Soundgarden Regain Control of Band Social Media Accounts
The latest development in the ongoing lawsuit between Chris Cornell’s widow, Vicky, and the surviving members of Soundgarden sees the band regain control of their official website and social media accounts, from which they’d been completely locked out since late 2019.
The band announced the news from their newly recaptured social media accounts, saying:
“Soundgarden and Vicky Cornell, the personal representative of the estate of Christopher Cornell, are pleased to announce that, effective June 15, 2021, they have come to temporary agreement that will transfer the Soundgarden social media accounts and website to the band’s remaining members, Kim Thayil, Matt Cameron, and Ben Shepherd and their managers, Red Light Management.
“This includes Soundgarden’s website [www.soundgardenworld.com], Facebook [facebook.com/Soundgarden], Instagram [instagram.com/soundgarden], and Twitter [twitter.com/soundgarden]. The agreement marks a productive first step towards healing and open dialogue, and the parties wish for the social media accounts to celebrate the band’s accomplishments and music, while continuing to honor Chris’ legacy.”
It is not currently clear what the meaning of “temporary” is in this context.

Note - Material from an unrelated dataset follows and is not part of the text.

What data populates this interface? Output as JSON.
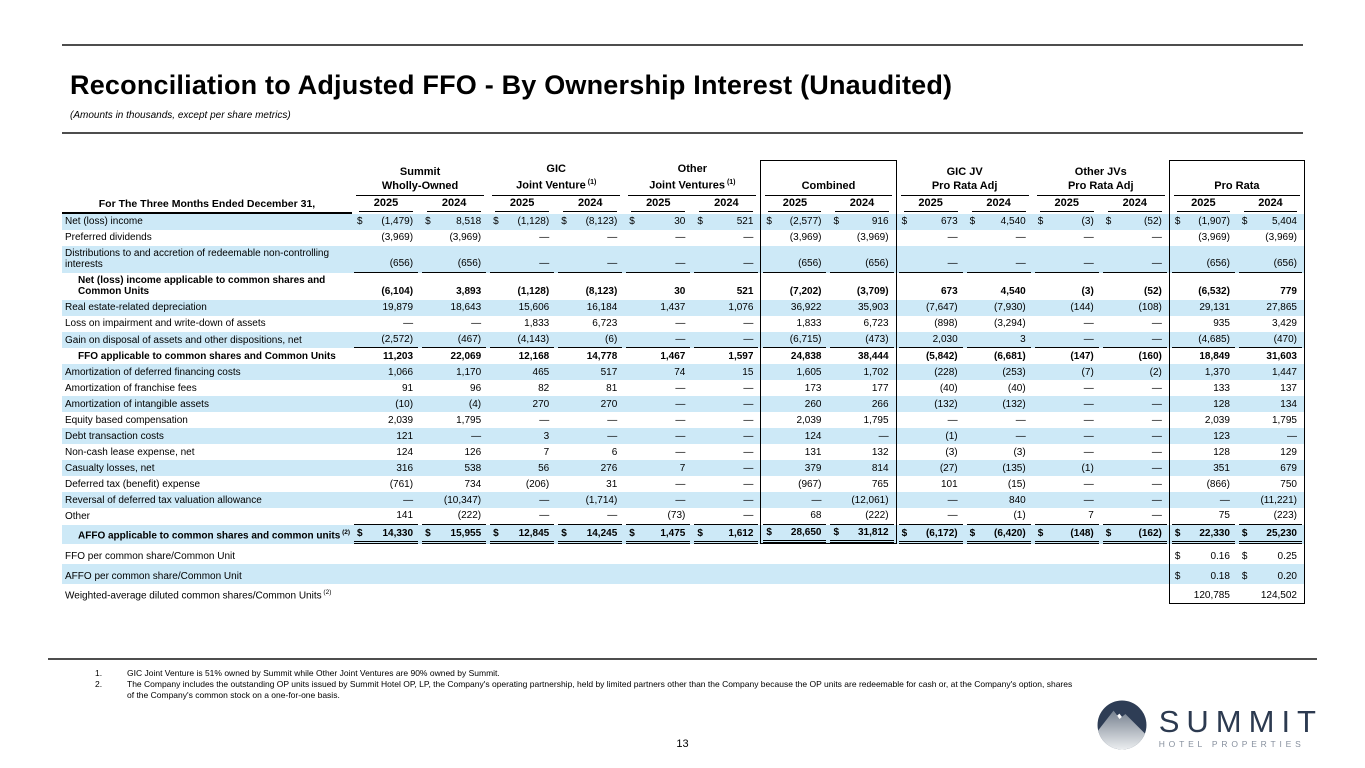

In a separate post, the band laid out guidelines for their social media accounts going forward, asking fans to leave personal attacks against band members (current or former) and their families off the pages, and threatening comment deletion for those who disobey as well as permanent banishment for repeat offenders:
“Hey Soundgarden friends, fans and family!
“Our site is intended to celebrate the music, achievements, career and legacy of the band along with news and information about any current and future plans, including relevant solo work. We encourage our fans to share their comments, praise and criticism, but we do expect these to be appropriate, courteous and respectful to each other and to the band. We are super stoked to have our socials return to discussions and posts about being in a f***ing great ROCK BAND!! Remember the guitars, drums, vocals and volume?!!! No more comments about wives, children, exes, significant others, siblings, parents, great aunts, 2nd cousins… etc. of any of the current or former band members… get it?!! It should go without saying, to the adults in the room, that there won’t be any threats, bullying or mocking of any kind, directed at anyone. Furthermore, don’t post discussions or inane conspiracy theories casting blame for harm to Chris Cornell. If anybody’s comments are inappropriate in these ways, they will be removed. If anybody’s comments are threatening, bullying or abusive, OR if we have to remove more than one of anybody’s comments, they will lose the opportunity to continue commenting on our site. We admire the character and caliber of all the fans who’ve supported and grown with us over the years, geez…decades!!
“Keep us proud! Peace and love to our brothers and sisters!!
Vicky and surviving members Kim Thayil (guitar), Ben Shepherd (bass), and Matt Cameron (drums), have been at odds since at least 2019, when Thayil alleged that Cornell’s vocal tracks for the final Soundgarden album were being withheld. Several months later, Vicky sued the band, alleging that they’ve been withholding the late singer’s royalties in an “unlawful attempt to strong-arm Chris’ Estate into turning over certain audio recordings created by Chris before he passed away.”
The band subsequently countersued, arguing that Cornell wasn’t the sole author of the recordings, and that they should therefore be returned to the band; that they learned about Cornell’s death from Facebook; and that Vicky used revenue from a Chris Cornell charity tribute concert for “personal purposes.” That final part of the countersuit was later dropped.
In February, Vicky filed a new complaint against the band, alleging the trio attempted to buy out her share of Soundgarden with an insultingly low offer of $300,000 — which she says is less than she made from Soundgarden-related royalties in 2018. The band denied the allegations.
In March, U.S. District Judge Michelle Peterson found a lack of evidence to prove Vicky’s claim that the band and their business manager have “shamefully conspired to wrongfully withhold… hundreds of thousands of dollars” in royalties from the Cornell estate. Consequently, Peterson recommended that two of Cornell’s six legal claims against the band be dismissed entirely. The case’s presiding judge, Robert S. Lasnik, was expected to make a final decision on the matter shortly.